Here’s some quick and dirty PowerShell to report channel-connected sites. The code:

  • Creates an array of sites connected to Teams.
  • Creates another array of channel-connected sites.
  • Loops through the sites array to see if any matching channel-connected sites are present and reports these sites. Remember, a team can have up to 30 private channels.

# Find Teams-connected site
[array]$Sites = Get-SPOSite -Limit All | ? {$_.IsTeamsConnected -eq $True}
# Find channel connected sites
[array]$ChannelSites = Get-SPOSite -Limit All | ?{$_.IsTeamsChannelConnected -eq $True}

$SiteCount = 0
$ChannelData = [System.Collections.Generic.List[Object]]::new()
ForEach ($Site in $Sites) {
   [array]$MatchedSites = $ChannelSites | ? {$_.Url -Match $Site.Url}
   If ($MatchedSites) {
      $SiteCount++
      ForEach ($MSite in $MatchedSites) {
       $ReportLine = [PSCustomObject][Ordered]@{  
         Parent      = $Site.URL
         Title       = $Site.Title
         URL         = $MSite.URL
         ChannelType = $MSite.TeamsChannelType }
       $ChannelData.Add($ReportLine)
      } # End ForEach
   } # End if
} # End Foreach
Write-Host ("Total of {0} channel-connected sites found for {1} sites" -f $ChannelData.Count, $SiteCount)

Here’s an example of a record for a channel-connected site:

Parent      : https://office365itpros.sharepoint.com/sites/CorporateAcquisitionPlanning2020
Title       : Corporate Acquisition Planning 2020
URL         : https://office365itpros.sharepoint.com/sites/CorporateAcquisitionPlanning2020-LegalDiscussions
ChannelType : PrivateChannel

Figuring Out Inconsistencies

Interestingly, I found instances where the Microsoft 365 group which originally owned a team-connected site was no longer available in the tenant, but team-connected and channel-connected sites still existed.

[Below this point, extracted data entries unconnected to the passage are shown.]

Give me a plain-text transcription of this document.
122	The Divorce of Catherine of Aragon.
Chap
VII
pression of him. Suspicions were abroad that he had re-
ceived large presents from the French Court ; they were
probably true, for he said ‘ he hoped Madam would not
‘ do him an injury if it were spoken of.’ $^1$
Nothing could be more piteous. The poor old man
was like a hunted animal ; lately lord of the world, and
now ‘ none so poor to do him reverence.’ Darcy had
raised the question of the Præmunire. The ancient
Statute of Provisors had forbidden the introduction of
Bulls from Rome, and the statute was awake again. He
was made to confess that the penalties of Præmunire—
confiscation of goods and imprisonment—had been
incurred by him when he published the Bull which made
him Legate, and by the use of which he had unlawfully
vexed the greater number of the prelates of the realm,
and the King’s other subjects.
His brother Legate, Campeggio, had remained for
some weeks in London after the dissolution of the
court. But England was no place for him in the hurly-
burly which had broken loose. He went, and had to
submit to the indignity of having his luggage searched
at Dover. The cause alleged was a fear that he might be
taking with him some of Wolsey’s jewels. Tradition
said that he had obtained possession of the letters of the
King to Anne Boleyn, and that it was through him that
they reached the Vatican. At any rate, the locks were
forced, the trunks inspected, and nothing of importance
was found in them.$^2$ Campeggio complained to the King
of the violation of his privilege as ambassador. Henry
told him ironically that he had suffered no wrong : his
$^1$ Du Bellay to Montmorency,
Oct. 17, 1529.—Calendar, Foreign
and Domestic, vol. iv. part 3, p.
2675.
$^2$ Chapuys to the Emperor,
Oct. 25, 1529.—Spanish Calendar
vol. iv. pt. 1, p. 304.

This is likely due to retention policies where sites come within the scope of a retention policy and the group did not. I used the following code to find these channel-connected sites:

# See if we can find parent groups
ForEach ($CSite in $ChannelSites) {
   $MatchURL = $CSite.URL.Split("-")[0]
   $Match = $Sites | ? {$_.Url -Match $MatchURL}
   If (!($Match)) {Write-Host "Can't find parent team-connected site for channel-connected"  $CSite.URL }
}

I also found some inconsistencies between the number of channel-connected sites reported using the new properties and the older method of using the site template to identity these sites:

$TTSites = Get-SPOSite -Limit All -Template "TEAMCHANNEL#0"

Some testing revealed that this is due to some provisioning delays in updating site properties. Essentially, if you update the membership of a channel, you force synchronization to update site properties.

Exposing Channel-Connected Sites

There’s no doubt that these updates add value. When Microsoft introduced private channels in November 2019, many complained that the sites used for sharing documents in private channels were invisible (they weren’t, but you had to use PowerShell to see them). Exposing details of private channels (and soon, shared channels) in the SharePoint Online admin center is a good thing: adding the properties to allow better filtering and reporting of channel-connected sites in PowerShell is even better.